Wednesday, May 12, 2010

Erin's Book #14: The Glass Castle by Jeannette Walls

I hadn't heard of this memoir until Blythe mentioned it her blog post(s?). She seemed to feel pretty strongly about it, so I added it to my library queue. I can understand why now.

I couldn't stop talking about this book. I read the first line, "I was sitting in a taxi, wondering if I had overdressed for the evening, when I looked out the window and saw Mom rooting through a dumpster," to at least three different people. Halfway through, I called my mom and convinced her to buy it (she's a quarter through and loving it).

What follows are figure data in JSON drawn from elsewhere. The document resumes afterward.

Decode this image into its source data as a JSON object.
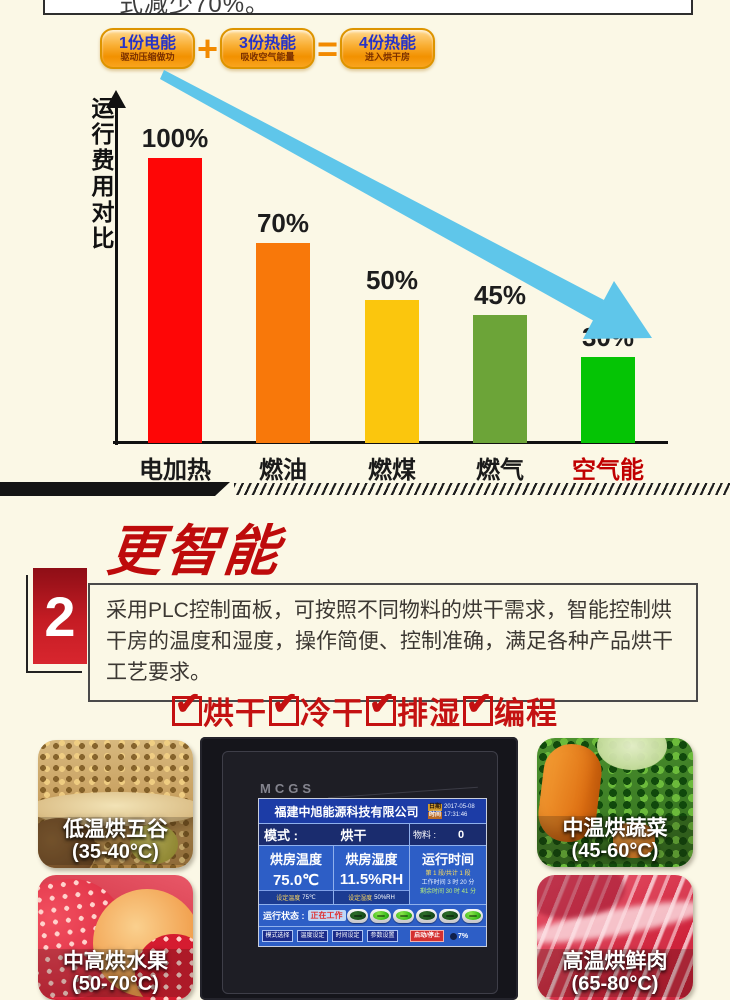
{
  "page": {
    "background": "#FBF8E6"
  },
  "top_note": {
    "visible_fragment": "式减少70%。"
  },
  "formula": {
    "plus": "+",
    "equals": "=",
    "items": [
      {
        "line1": "1份电能",
        "line2": "驱动压缩做功"
      },
      {
        "line1": "3份热能",
        "line2": "吸收空气能量"
      },
      {
        "line1": "4份热能",
        "line2": "进入烘干房"
      }
    ]
  },
  "chart_data": {
    "type": "bar",
    "title": "",
    "ylabel": "运行费用对比",
    "xlabel": "",
    "categories": [
      "电加热",
      "燃油",
      "燃煤",
      "燃气",
      "空气能"
    ],
    "values": [
      100,
      70,
      50,
      45,
      30
    ],
    "value_labels": [
      "100%",
      "70%",
      "50%",
      "45%",
      "30%"
    ],
    "bar_colors": [
      "#FE0606",
      "#F8780A",
      "#FBC60D",
      "#6CA438",
      "#05C405"
    ],
    "category_colors": [
      "#1A1A1A",
      "#1A1A1A",
      "#1A1A1A",
      "#1A1A1A",
      "#C00000"
    ],
    "ylim": [
      0,
      100
    ],
    "grid": false,
    "legend": "none",
    "annotation": "light-blue declining arrow from 电加热 down to 空气能",
    "arrow_color": "#5FC6EA"
  },
  "section2": {
    "number": "2",
    "title": "更智能",
    "body": "采用PLC控制面板，可按照不同物料的烘干需求，智能控制烘干房的温度和湿度，操作简便、控制准确，满足各种产品烘干工艺要求。",
    "modes": [
      "烘干",
      "冷干",
      "排湿",
      "编程"
    ]
  },
  "panel": {
    "brand": "MCGS",
    "screen": {
      "company": "福建中旭能源科技有限公司",
      "date_label": "日期",
      "date": "2017-05-08",
      "time_label": "时间",
      "time": "17:31:46",
      "mode_label": "模式 :",
      "mode_value": "烘干",
      "material_label": "物料 :",
      "material_value": "0",
      "temp": {
        "label": "烘房温度",
        "value": "75.0℃",
        "set_label": "设定温度",
        "set_value": "75℃"
      },
      "humidity": {
        "label": "烘房湿度",
        "value": "11.5%RH",
        "set_label": "设定湿度",
        "set_value": "50%RH"
      },
      "runtime": {
        "label": "运行时间",
        "lines": [
          "第 1 段/共计 1 段",
          "工作时间 3 时 20 分",
          "剩余时间 30 时 41 分"
        ]
      },
      "status_label": "运行状态 :",
      "status_value": "正在工作",
      "indicators": [
        {
          "lit": false
        },
        {
          "lit": true
        },
        {
          "lit": true
        },
        {
          "lit": false
        },
        {
          "lit": false
        },
        {
          "lit": true
        }
      ],
      "buttons": [
        "模式选择",
        "温度设定",
        "时间设定",
        "参数设置"
      ],
      "start_stop": "启动/停止",
      "percent": "7%"
    }
  },
  "cards": [
    {
      "title": "低温烘五谷",
      "temp": "(35-40°C)",
      "art": "grains"
    },
    {
      "title": "中温烘蔬菜",
      "temp": "(45-60°C)",
      "art": "vegetables"
    },
    {
      "title": "中高烘水果",
      "temp": "(50-70°C)",
      "art": "fruits"
    },
    {
      "title": "高温烘鲜肉",
      "temp": "(65-80°C)",
      "art": "meat"
    }
  ]
}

It is so hard to imagine that this actually happened. Jeannette and her three siblings follow their sometimes casually employed parents around the country, living in trailers or shacks when times are good, sleeping outside or in their car when they're not. They occasionally subsist on popcorn or sticks of margarine or maggot-infested meat. The children learn to scavenge through school trash cans for lunch. Their most extravagant Christmas allows them to spend $1 at a thrift store on gifts for their family. It is simply put the most awful, neglectful, abusive, and poverty-stricken childhood I've ever read about.

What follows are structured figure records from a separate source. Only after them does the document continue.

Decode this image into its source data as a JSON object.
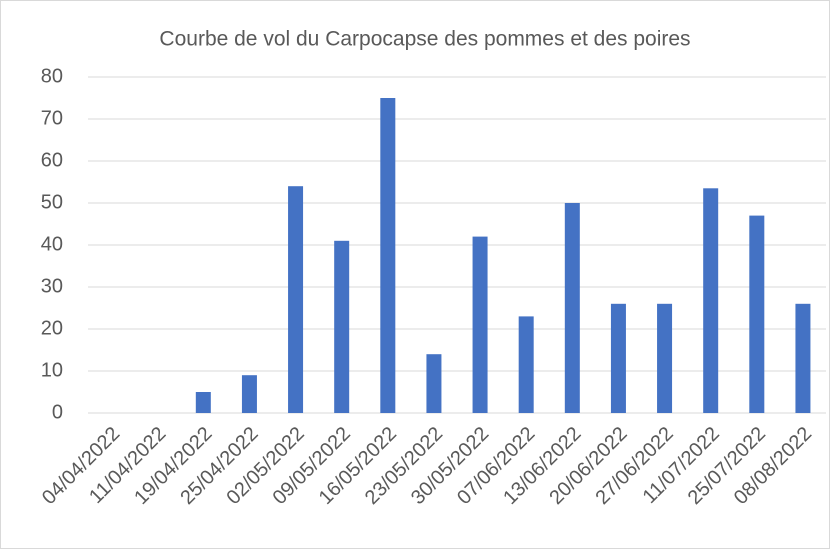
{
  "chart_data": {
    "type": "bar",
    "title": "Courbe de vol du Carpocapse des pommes et des poires",
    "categories": [
      "04/04/2022",
      "11/04/2022",
      "19/04/2022",
      "25/04/2022",
      "02/05/2022",
      "09/05/2022",
      "16/05/2022",
      "23/05/2022",
      "30/05/2022",
      "07/06/2022",
      "13/06/2022",
      "20/06/2022",
      "27/06/2022",
      "11/07/2022",
      "25/07/2022",
      "08/08/2022"
    ],
    "values": [
      0,
      0,
      5,
      9,
      54,
      41,
      75,
      14,
      42,
      23,
      50,
      26,
      26,
      53.5,
      47,
      26
    ],
    "color": "#4472c4",
    "ylim": [
      0,
      80
    ],
    "yticks": [
      0,
      10,
      20,
      30,
      40,
      50,
      60,
      70,
      80
    ],
    "grid": true
  }
}
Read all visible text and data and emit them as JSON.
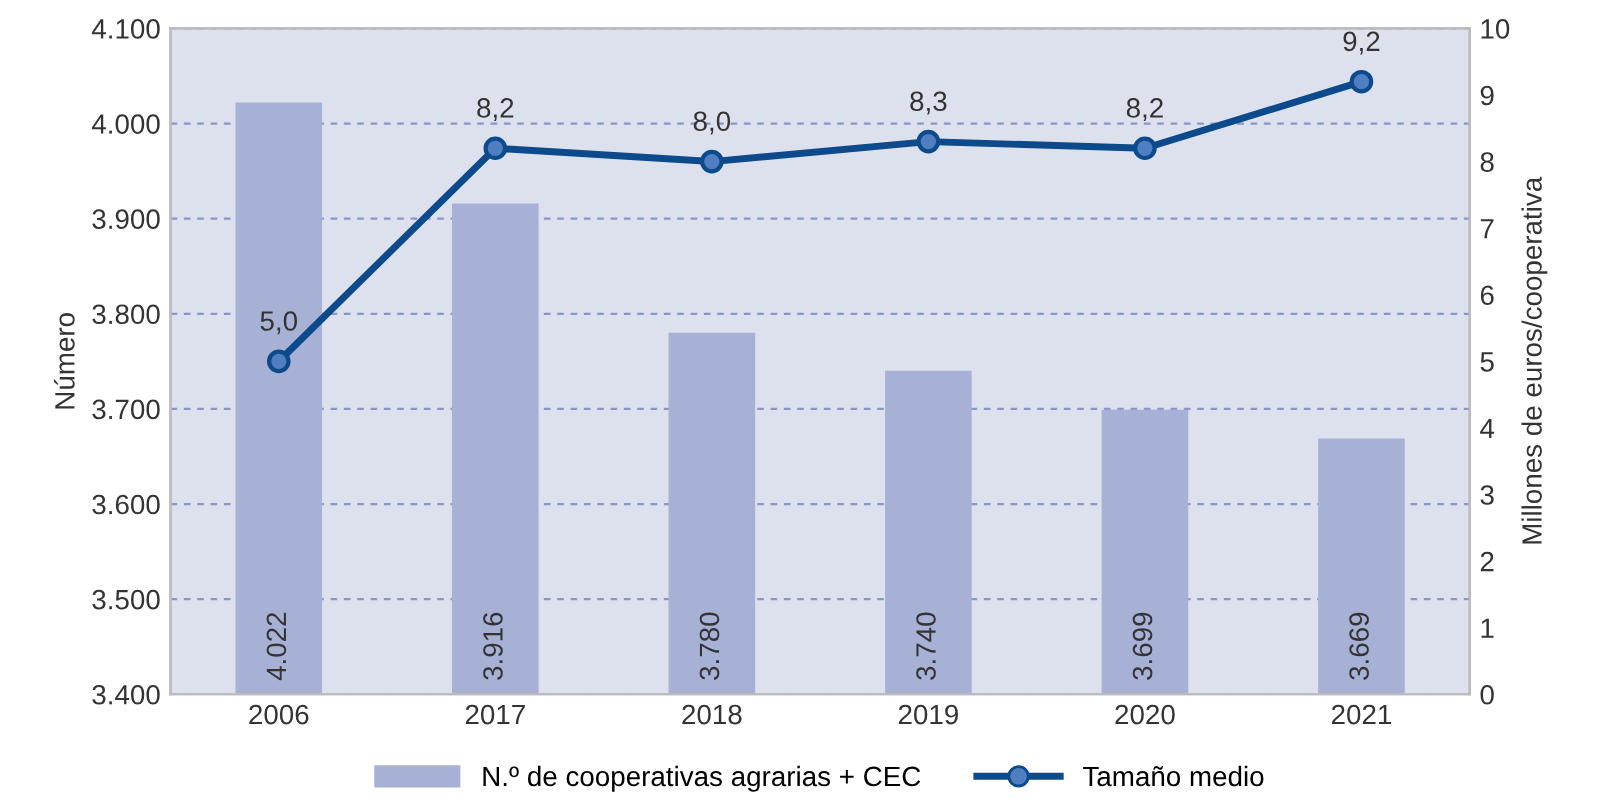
{
  "chart_data": {
    "type": "bar",
    "categories": [
      "2006",
      "2017",
      "2018",
      "2019",
      "2020",
      "2021"
    ],
    "ylabel": "Número",
    "y2label": "Millones de euros/cooperativa",
    "series": [
      {
        "name": "N.º de cooperativas agrarias + CEC",
        "color": "#a7b1d5",
        "values": [
          4022,
          3916,
          3780,
          3740,
          3699,
          3669
        ],
        "value_labels": [
          "4.022",
          "3.916",
          "3.780",
          "3.740",
          "3.699",
          "3.669"
        ]
      },
      {
        "name": "Tamaño medio",
        "type": "line",
        "axis": "y2",
        "color": "#0d4a8c",
        "marker": "circle",
        "values": [
          5.0,
          8.2,
          8.0,
          8.3,
          8.2,
          9.2
        ],
        "value_labels": [
          "5,0",
          "8,2",
          "8,0",
          "8,3",
          "8,2",
          "9,2"
        ]
      }
    ],
    "ylim": [
      3400,
      4100
    ],
    "yticks": [
      {
        "value": 3400,
        "label": "3.400"
      },
      {
        "value": 3500,
        "label": "3.500"
      },
      {
        "value": 3600,
        "label": "3.600"
      },
      {
        "value": 3700,
        "label": "3.700"
      },
      {
        "value": 3800,
        "label": "3.800"
      },
      {
        "value": 3900,
        "label": "3.900"
      },
      {
        "value": 4000,
        "label": "4.000"
      },
      {
        "value": 4100,
        "label": "4.100"
      }
    ],
    "y2lim": [
      0,
      10
    ],
    "y2ticks": [
      0,
      1,
      2,
      3,
      4,
      5,
      6,
      7,
      8,
      9,
      10
    ],
    "grid": "y",
    "legend": "bottom"
  }
}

There are several quotes from critics that reference Jeannette's free pass to complain about her life. The magic of the book is that she doesn't use it. As a child, Jeannette is an eternal optimist, rarely losing faith in her alcoholic father, always believing that something great is going to happen (the titular glass castle is such a great metaphor, I can't help but wonder if it's really factual). Her parents are surprisingly intelligent, her father especially, and the shocker is that they live this lifestyle by choice. They're both capable of much more. They just don't want it. And during the brief moments where her father does want more, he succumbs to the bottle, erasing any progress they may have made.

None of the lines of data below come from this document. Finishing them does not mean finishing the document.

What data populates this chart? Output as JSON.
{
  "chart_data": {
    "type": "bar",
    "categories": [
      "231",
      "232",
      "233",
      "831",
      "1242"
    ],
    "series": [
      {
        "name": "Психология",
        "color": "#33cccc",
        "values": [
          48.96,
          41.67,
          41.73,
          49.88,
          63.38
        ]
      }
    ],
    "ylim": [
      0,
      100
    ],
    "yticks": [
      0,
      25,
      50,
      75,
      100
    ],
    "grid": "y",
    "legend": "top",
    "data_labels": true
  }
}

For years, Jeannette embraces this life. She loves living in the desert and the freedom that accompanies being able to just pick up in the middle of the night and take off. In many ways, she actually looks up to her father. As a reader, it's an interesting experience. Jeannette rarely tempers her memories with her adult viewpoint, so we see the "adventure" through her childish eyes, yet of course we simultaneously judge her parents.

As Jeannette and her brother and sisters grow up and settle in West Virginia, their awareness grows. This may be the lifestyle their parents chose, but the children don't want it anymore. As awful as it is to read about the defenseless kids being dragged around the country, it's even worse to know that the only thing in the world they want is to escape and they are powerless to do so.

I agree with Blythe. You have no business reading any other memoir until you read this one. It's mesmerizing and heart-breaking.